China is set to ease its crackdown on overseas listings following months of market volatility and work with the US to reach an agreement on audit requirements.
The China Securities Regulatory Commission confirmed today that China will communicate with US regulators to usher in greater cooperation between the pair.
The government will begin to “actively introduce policies that benefit markets,” a meeting of China’s top financial policy committee led by Vice Premier Liu He, the country’s top economic official, heard today.
A state media report added that regulators should “complete as soon as possible” the clampdown on internet platform companies. “The Chinese government continues to support various kinds of businesses’ overseas listings,” the report said.
A handful of popular Chinese tech stocks plunged late last week, after the US Securities and Exchange Commission (SEC) said they could be delisted for failing to meet US audit requirements.
Fast-food company Yum China Holdings, tech firm ACM Research, biotech group BeiGene, Zai Lab, as well as pharmaceutical company Hutchmed were among those named and shamed by the US regulator.
Stocks across China and Hong Kong rocketed on Wednesday following the announcement, after a depressed start to the week as fresh Covid-19 lockdown measures dampened investor spirits.
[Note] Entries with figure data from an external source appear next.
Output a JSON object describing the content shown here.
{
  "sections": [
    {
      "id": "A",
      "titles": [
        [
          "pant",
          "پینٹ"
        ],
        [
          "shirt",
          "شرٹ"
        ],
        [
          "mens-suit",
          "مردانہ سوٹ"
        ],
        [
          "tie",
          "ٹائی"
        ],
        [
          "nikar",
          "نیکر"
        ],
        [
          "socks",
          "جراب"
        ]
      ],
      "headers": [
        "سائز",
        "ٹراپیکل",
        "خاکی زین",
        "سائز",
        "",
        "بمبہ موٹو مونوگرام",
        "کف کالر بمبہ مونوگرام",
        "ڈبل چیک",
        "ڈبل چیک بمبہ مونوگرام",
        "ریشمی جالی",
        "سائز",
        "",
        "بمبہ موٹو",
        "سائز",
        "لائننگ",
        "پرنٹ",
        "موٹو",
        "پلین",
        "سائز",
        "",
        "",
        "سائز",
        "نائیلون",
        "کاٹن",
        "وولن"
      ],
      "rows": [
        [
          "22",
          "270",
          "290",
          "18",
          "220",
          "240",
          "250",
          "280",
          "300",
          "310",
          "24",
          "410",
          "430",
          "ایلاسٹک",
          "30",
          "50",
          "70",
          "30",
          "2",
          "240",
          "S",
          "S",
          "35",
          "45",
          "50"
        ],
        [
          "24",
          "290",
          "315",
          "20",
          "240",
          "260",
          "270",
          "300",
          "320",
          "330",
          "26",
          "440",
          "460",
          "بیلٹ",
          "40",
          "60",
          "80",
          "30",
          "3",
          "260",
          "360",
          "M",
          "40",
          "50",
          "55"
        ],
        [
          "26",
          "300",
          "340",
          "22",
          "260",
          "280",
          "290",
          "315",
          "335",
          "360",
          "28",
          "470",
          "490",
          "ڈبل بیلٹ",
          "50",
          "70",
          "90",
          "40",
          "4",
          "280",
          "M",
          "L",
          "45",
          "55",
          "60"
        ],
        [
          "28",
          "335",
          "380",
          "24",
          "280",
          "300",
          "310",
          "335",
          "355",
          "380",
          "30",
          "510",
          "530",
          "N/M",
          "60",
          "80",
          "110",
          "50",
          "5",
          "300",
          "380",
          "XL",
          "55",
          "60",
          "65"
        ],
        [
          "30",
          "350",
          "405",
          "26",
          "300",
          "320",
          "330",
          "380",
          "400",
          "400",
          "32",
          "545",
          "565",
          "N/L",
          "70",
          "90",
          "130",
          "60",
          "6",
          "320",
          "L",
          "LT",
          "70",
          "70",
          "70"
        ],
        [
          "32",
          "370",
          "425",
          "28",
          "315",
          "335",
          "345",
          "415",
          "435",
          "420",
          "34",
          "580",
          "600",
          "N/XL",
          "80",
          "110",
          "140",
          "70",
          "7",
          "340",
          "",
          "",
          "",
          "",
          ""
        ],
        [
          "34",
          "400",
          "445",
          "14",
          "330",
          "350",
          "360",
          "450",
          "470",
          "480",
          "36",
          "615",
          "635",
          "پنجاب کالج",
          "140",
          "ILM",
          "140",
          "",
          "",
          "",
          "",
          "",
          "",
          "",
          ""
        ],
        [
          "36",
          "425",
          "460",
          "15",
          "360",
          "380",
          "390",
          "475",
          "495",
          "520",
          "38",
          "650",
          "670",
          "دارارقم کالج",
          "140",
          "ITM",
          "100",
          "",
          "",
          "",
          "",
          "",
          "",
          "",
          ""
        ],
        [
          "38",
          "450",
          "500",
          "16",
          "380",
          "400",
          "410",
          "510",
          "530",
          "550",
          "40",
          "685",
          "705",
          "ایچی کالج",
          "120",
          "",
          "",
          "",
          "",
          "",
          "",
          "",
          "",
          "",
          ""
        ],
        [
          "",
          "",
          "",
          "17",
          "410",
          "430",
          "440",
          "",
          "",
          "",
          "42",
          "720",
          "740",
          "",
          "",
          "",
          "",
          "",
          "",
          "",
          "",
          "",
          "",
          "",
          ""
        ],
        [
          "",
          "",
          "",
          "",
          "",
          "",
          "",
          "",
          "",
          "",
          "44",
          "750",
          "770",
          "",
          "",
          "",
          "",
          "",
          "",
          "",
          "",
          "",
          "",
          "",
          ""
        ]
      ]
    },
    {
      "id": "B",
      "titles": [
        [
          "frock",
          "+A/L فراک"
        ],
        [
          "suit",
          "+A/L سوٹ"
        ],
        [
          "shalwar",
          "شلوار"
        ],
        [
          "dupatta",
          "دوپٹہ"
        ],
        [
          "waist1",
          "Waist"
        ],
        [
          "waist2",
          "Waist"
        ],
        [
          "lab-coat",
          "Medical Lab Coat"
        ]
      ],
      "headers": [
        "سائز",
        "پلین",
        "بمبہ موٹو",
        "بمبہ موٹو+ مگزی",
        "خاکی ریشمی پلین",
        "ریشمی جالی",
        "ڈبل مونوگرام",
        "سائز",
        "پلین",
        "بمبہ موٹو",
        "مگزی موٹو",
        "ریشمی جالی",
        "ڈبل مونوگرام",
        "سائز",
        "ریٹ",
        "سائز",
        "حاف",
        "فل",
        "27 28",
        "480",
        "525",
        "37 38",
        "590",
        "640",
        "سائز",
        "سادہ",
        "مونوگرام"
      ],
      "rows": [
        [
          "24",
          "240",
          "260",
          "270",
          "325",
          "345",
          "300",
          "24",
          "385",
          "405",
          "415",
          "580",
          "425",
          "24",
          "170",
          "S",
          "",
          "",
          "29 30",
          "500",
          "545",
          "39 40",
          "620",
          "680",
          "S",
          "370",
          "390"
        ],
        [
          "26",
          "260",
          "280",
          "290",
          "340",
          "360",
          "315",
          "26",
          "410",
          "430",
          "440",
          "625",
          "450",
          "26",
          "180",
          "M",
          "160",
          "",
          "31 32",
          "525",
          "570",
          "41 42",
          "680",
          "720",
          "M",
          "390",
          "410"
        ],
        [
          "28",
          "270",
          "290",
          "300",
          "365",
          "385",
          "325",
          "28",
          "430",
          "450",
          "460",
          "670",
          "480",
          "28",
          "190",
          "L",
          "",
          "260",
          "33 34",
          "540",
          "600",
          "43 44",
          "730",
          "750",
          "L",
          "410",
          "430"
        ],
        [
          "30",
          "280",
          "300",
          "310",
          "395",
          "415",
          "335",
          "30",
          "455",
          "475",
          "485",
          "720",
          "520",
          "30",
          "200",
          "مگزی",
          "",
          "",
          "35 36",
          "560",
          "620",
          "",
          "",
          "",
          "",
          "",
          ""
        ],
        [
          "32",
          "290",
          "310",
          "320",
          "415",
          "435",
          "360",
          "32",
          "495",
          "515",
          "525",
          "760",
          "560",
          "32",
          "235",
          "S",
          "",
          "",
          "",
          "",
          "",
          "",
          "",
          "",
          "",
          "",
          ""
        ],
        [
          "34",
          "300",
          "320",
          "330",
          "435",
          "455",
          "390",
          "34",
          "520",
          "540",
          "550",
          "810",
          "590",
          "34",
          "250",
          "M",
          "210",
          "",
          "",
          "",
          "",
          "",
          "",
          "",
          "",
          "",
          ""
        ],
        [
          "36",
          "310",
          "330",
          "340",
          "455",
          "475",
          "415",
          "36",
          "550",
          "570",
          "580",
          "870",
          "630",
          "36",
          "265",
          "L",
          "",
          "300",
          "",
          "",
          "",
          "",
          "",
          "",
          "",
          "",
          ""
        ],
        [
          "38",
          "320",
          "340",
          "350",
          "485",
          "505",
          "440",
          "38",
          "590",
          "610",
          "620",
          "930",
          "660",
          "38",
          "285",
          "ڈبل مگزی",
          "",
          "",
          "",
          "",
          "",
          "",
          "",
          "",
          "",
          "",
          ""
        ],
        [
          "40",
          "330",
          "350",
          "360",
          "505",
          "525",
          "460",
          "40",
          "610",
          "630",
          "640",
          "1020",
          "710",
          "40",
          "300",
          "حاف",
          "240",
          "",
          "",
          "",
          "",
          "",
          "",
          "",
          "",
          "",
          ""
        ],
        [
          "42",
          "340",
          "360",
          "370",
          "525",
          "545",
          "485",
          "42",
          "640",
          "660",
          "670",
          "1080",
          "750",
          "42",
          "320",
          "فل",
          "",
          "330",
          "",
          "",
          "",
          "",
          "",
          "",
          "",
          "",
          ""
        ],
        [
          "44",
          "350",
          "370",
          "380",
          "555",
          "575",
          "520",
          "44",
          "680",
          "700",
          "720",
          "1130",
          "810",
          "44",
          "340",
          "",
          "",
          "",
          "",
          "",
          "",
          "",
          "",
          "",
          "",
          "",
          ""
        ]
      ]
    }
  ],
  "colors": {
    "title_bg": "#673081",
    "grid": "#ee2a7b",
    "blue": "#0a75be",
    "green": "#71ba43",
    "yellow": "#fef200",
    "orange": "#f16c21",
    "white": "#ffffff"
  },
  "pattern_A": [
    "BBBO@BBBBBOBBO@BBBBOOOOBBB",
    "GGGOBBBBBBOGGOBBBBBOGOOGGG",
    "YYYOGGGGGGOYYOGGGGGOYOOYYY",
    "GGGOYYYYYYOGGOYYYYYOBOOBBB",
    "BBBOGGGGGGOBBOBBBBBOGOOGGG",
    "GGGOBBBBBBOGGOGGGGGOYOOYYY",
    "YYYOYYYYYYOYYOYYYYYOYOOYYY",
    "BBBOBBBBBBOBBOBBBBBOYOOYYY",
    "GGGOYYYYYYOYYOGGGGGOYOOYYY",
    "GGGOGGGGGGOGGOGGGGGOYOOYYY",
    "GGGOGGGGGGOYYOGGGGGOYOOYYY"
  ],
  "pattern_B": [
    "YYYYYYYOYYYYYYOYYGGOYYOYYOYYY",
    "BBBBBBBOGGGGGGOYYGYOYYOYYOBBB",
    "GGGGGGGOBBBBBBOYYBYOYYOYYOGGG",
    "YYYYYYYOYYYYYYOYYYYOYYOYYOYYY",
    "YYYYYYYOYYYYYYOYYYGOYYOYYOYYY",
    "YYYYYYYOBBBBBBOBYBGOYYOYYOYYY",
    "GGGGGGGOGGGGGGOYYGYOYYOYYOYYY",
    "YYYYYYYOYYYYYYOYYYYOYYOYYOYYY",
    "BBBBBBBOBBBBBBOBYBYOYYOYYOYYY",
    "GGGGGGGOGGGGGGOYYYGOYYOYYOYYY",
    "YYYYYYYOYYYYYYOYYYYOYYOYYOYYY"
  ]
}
The Hang Seng China Enterprises Index soared 13 per cent at the close in Hong Kong, the most since 2008. While the CSI 300 Index of mainland shares rose 4.3 per cent.
The new Covid-19 measures sparked global supply chain concerns and fears that prices could climb even higher.
Investment group Shard Capital explained earlier this week that “higher food prices are viewed as ‘social kryptonite’ by the Chinese authorities and they will do all they can to ensure that any impact from food price inflation is muted and temporary”.